2 Accessing Eurostat Database with API
2.1 SDMX with R
Eurostat is part of the SDMX consortium and redistributes data in SDMX format. All Eurostat tables can be found from : hhtp://ec.europa.eu/eurostat/SDMX/diss-web/rest/data/table_name
For exaxmple: http://ec.europa.eu/eurostat/SDMX/diss-web/rest/data/tin00028 has the data about internet usage by individuals.
Easy to download like this:
library(tidyverse)
library(rsdmx)
url <- "http://ec.europa.eu/eurostat/SDMX/diss-web/rest/data/tin00028"
sdmx <- readSDMX(url)
as_tibble(sdmx)
## # A tibble: 2,112 × 9
## UNIT INDIC_IS IND_TYPE GEO FREQ obsTime obsValue OBS_STATUS OBS_FLAG
## <chr> <chr> <chr> <chr> <chr> <chr> <dbl> <chr> <chr>
## 1 PC_IND I_ILT12 IND_TOTAL AL A 2010 NA na <NA>
## 2 PC_IND I_ILT12 IND_TOTAL AL A 2011 NA na <NA>
## 3 PC_IND I_ILT12 IND_TOTAL AL A 2012 NA na <NA>
## 4 PC_IND I_ILT12 IND_TOTAL AL A 2013 NA na <NA>
## 5 PC_IND I_ILT12 IND_TOTAL AL A 2014 NA na <NA>
## 6 PC_IND I_ILT12 IND_TOTAL AL A 2015 NA na <NA>
## 7 PC_IND I_ILT12 IND_TOTAL AL A 2016 NA na <NA>
## 8 PC_IND I_ILT12 IND_TOTAL AL A 2017 NA na <NA>
## 9 PC_IND I_ILT12 IND_TOTAL AL A 2018 65 <NA> <NA>
## 10 PC_IND I_ILT12 IND_TOTAL AL A 2019 70 <NA> <NA>
## # … with 2,102 more rows
conversion from XML to data frame can be made also with:
However here we prefer to tidy approach with as_tibble.
The user can identify period of interest to limit data in specific periods of time.
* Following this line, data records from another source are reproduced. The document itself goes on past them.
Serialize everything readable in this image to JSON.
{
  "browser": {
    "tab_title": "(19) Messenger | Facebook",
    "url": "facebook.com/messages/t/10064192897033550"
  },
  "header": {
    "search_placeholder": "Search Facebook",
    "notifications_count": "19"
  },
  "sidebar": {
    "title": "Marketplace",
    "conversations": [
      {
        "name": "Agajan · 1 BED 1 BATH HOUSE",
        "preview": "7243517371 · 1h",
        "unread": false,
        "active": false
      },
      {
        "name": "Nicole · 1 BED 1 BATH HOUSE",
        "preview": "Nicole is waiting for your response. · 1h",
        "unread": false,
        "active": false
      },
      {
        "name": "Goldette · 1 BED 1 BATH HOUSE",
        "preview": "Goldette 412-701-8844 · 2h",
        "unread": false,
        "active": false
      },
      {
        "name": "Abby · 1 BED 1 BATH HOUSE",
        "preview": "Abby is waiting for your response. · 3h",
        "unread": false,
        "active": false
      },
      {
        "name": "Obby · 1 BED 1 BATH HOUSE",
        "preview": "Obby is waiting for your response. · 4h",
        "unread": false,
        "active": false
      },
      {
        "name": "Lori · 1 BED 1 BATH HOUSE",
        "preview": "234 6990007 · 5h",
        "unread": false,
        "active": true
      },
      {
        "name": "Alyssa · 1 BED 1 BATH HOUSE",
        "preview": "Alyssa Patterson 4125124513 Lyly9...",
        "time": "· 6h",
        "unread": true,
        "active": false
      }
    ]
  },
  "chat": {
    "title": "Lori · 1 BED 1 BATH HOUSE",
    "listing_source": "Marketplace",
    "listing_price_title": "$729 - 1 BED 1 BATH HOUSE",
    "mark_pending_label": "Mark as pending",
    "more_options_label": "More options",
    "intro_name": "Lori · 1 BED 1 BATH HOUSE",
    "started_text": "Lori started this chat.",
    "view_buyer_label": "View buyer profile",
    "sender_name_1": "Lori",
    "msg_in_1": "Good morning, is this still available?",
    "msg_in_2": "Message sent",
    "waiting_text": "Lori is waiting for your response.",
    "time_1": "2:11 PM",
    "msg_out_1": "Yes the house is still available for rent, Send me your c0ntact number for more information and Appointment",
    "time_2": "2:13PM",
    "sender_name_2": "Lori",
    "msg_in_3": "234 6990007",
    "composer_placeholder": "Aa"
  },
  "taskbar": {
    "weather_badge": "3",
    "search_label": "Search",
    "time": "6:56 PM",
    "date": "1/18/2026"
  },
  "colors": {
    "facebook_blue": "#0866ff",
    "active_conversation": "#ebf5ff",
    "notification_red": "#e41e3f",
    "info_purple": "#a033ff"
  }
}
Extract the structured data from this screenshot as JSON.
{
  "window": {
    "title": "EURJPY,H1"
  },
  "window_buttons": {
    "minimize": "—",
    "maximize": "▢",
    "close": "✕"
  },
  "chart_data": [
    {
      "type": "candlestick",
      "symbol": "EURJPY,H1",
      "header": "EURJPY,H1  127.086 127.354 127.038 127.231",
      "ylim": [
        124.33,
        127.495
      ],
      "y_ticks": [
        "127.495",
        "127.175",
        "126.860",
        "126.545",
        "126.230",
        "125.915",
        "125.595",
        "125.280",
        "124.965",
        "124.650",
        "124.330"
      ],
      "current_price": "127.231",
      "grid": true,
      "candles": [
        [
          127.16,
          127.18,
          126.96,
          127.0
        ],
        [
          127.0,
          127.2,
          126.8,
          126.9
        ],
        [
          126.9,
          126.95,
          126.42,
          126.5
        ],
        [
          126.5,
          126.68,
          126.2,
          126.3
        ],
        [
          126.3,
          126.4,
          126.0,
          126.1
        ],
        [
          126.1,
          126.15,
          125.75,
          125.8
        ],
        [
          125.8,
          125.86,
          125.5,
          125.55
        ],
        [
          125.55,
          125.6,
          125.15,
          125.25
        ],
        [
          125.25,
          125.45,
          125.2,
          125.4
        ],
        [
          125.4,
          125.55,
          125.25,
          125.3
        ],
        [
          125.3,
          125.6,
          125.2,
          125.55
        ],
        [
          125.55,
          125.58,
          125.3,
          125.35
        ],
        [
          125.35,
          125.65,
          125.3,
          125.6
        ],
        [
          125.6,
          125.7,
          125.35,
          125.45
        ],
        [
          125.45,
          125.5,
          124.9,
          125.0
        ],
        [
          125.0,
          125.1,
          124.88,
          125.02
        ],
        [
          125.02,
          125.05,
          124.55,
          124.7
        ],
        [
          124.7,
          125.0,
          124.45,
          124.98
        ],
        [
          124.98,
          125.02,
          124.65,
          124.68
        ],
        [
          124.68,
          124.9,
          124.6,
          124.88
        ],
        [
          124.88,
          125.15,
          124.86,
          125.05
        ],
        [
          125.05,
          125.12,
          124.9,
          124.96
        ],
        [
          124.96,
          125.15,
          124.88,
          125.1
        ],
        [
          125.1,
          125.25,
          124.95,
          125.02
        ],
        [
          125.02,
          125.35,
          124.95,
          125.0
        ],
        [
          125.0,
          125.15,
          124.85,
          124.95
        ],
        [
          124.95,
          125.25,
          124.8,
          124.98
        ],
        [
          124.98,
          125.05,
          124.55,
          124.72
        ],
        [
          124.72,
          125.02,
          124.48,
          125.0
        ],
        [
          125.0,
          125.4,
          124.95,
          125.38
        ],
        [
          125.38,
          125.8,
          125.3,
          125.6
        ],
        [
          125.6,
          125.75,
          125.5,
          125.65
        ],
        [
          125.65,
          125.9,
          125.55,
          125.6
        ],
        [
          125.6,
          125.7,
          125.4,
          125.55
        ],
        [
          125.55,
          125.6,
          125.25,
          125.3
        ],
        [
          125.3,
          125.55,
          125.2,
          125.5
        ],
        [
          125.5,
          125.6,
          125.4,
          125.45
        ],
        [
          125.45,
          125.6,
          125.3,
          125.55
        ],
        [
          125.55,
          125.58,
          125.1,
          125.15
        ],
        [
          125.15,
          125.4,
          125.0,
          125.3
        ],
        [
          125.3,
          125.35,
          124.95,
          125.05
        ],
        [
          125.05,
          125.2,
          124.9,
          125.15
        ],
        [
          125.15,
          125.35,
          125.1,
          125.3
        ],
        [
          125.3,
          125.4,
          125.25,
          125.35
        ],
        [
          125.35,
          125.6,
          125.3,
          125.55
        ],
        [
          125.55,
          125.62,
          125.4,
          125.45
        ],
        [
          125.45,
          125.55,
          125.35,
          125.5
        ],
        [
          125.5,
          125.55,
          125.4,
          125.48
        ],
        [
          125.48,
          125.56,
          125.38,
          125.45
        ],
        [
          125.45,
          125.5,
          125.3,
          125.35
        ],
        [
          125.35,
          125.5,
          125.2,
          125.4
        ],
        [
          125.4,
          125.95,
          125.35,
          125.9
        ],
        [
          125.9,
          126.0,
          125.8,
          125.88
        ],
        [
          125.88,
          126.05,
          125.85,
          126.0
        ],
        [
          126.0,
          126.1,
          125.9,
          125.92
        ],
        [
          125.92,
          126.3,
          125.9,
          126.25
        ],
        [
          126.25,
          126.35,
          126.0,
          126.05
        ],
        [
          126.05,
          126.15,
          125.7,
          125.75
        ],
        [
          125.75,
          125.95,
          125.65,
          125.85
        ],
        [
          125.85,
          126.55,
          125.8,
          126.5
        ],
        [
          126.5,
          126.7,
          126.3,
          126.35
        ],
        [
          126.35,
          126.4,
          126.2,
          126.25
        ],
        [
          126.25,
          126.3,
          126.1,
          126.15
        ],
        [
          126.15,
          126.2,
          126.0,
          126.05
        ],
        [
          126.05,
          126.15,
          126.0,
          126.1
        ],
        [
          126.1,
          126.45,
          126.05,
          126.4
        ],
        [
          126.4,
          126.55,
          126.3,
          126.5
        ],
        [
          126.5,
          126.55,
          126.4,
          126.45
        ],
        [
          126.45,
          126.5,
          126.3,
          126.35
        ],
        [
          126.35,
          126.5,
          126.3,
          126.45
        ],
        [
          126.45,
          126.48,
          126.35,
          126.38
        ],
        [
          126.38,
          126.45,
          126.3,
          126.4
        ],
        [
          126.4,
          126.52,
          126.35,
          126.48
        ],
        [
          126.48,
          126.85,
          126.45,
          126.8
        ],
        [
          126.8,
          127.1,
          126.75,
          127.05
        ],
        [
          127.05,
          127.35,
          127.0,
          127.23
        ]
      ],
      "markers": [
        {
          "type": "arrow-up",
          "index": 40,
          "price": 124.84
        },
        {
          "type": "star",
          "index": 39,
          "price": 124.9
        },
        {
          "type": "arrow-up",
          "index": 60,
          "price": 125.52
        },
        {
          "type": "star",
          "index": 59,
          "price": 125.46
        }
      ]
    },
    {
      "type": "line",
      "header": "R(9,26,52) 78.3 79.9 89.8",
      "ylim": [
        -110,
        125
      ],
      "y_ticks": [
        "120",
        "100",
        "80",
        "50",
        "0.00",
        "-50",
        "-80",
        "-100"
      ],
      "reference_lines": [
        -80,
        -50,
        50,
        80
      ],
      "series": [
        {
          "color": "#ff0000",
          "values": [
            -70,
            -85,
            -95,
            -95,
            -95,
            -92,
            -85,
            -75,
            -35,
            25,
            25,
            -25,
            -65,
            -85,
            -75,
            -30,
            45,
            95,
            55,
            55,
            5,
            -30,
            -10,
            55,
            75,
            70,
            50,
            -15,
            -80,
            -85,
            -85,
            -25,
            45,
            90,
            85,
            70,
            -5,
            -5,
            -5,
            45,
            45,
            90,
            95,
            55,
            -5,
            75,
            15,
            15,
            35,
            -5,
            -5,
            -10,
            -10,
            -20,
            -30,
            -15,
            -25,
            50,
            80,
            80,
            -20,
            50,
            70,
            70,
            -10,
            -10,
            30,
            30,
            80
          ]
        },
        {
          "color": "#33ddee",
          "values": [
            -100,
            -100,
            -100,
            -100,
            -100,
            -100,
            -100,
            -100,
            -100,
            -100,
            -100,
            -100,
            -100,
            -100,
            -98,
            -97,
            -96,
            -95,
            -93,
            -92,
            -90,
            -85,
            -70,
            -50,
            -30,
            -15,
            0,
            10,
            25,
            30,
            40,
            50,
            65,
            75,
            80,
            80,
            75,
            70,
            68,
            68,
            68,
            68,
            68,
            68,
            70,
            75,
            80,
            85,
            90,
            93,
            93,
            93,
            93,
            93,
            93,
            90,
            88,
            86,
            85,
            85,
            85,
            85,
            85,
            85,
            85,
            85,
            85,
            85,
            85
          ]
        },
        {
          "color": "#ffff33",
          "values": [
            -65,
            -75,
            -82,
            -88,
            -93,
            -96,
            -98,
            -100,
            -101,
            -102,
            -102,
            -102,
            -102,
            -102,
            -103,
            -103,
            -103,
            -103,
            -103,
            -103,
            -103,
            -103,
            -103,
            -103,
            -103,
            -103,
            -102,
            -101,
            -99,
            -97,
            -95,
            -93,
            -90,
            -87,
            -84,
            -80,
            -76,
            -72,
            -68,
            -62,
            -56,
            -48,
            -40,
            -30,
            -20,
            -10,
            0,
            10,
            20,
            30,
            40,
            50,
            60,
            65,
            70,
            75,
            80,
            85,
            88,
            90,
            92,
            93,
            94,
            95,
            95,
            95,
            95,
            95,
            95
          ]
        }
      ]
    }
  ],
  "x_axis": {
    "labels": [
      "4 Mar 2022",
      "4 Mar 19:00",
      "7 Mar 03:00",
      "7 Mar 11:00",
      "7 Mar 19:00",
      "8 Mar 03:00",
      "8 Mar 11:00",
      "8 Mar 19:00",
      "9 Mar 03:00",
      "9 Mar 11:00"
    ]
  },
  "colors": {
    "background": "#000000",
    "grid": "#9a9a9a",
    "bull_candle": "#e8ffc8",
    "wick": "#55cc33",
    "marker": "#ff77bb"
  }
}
In this example this not a problem, but in larger datasets this might be useful. Here is how we can request data for specific time periods:
url <- "http://ec.europa.eu/eurostat/SDMX/diss-web/rest/data/tin00028/all/?startperiod=2013&endPeriod=2018"
sdmx <- readSDMX(url)
as_tibble(sdmx)
## # A tibble: 1,056 × 9
## UNIT INDIC_IS IND_TYPE GEO FREQ obsTime obsValue OBS_STATUS OBS_FLAG
## <chr> <chr> <chr> <chr> <chr> <chr> <dbl> <chr> <chr>
## 1 PC_IND I_ILT12 IND_TOTAL AL A 2013 NA na <NA>
## 2 PC_IND I_ILT12 IND_TOTAL AL A 2014 NA na <NA>
## 3 PC_IND I_ILT12 IND_TOTAL AL A 2015 NA na <NA>
## 4 PC_IND I_ILT12 IND_TOTAL AL A 2016 NA na <NA>
## 5 PC_IND I_ILT12 IND_TOTAL AL A 2017 NA na <NA>
## 6 PC_IND I_ILT12 IND_TOTAL AL A 2018 65 <NA> <NA>
## 7 PC_IND I_ILT12 IND_TOTAL AT A 2013 82 <NA> <NA>
## 8 PC_IND I_ILT12 IND_TOTAL AT A 2014 82 <NA> <NA>
## 9 PC_IND I_ILT12 IND_TOTAL AT A 2015 85 <NA> <NA>
## 10 PC_IND I_ILT12 IND_TOTAL AT A 2016 85 <NA> <NA>
## # … with 1,046 more rows
Or better in this way so we split the URL in the basic URI and the variable part:
url <- paste0("http://ec.europa.eu/eurostat/SDMX/diss-web/rest/data/",
"tin00028",
"/all/?startperiod=2013&endPeriod=2018",
"")
sdmx <- readSDMX(url)
as_tibble(sdmx)
## # A tibble: 1,056 × 9
## UNIT INDIC_IS IND_TYPE GEO FREQ obsTime obsValue OBS_STATUS OBS_FLAG
## <chr> <chr> <chr> <chr> <chr> <chr> <dbl> <chr> <chr>
## 1 PC_IND I_ILT12 IND_TOTAL AL A 2013 NA na <NA>
## 2 PC_IND I_ILT12 IND_TOTAL AL A 2014 NA na <NA>
## 3 PC_IND I_ILT12 IND_TOTAL AL A 2015 NA na <NA>
## 4 PC_IND I_ILT12 IND_TOTAL AL A 2016 NA na <NA>
## 5 PC_IND I_ILT12 IND_TOTAL AL A 2017 NA na <NA>
## 6 PC_IND I_ILT12 IND_TOTAL AL A 2018 65 <NA> <NA>
## 7 PC_IND I_ILT12 IND_TOTAL AT A 2013 82 <NA> <NA>
## 8 PC_IND I_ILT12 IND_TOTAL AT A 2014 82 <NA> <NA>
## 9 PC_IND I_ILT12 IND_TOTAL AT A 2015 85 <NA> <NA>
## 10 PC_IND I_ILT12 IND_TOTAL AT A 2016 85 <NA> <NA>
## # … with 1,046 more rows
In this way splitying the URl into parts may come handy when we want to access programmatically different datasets or subsets of datasets.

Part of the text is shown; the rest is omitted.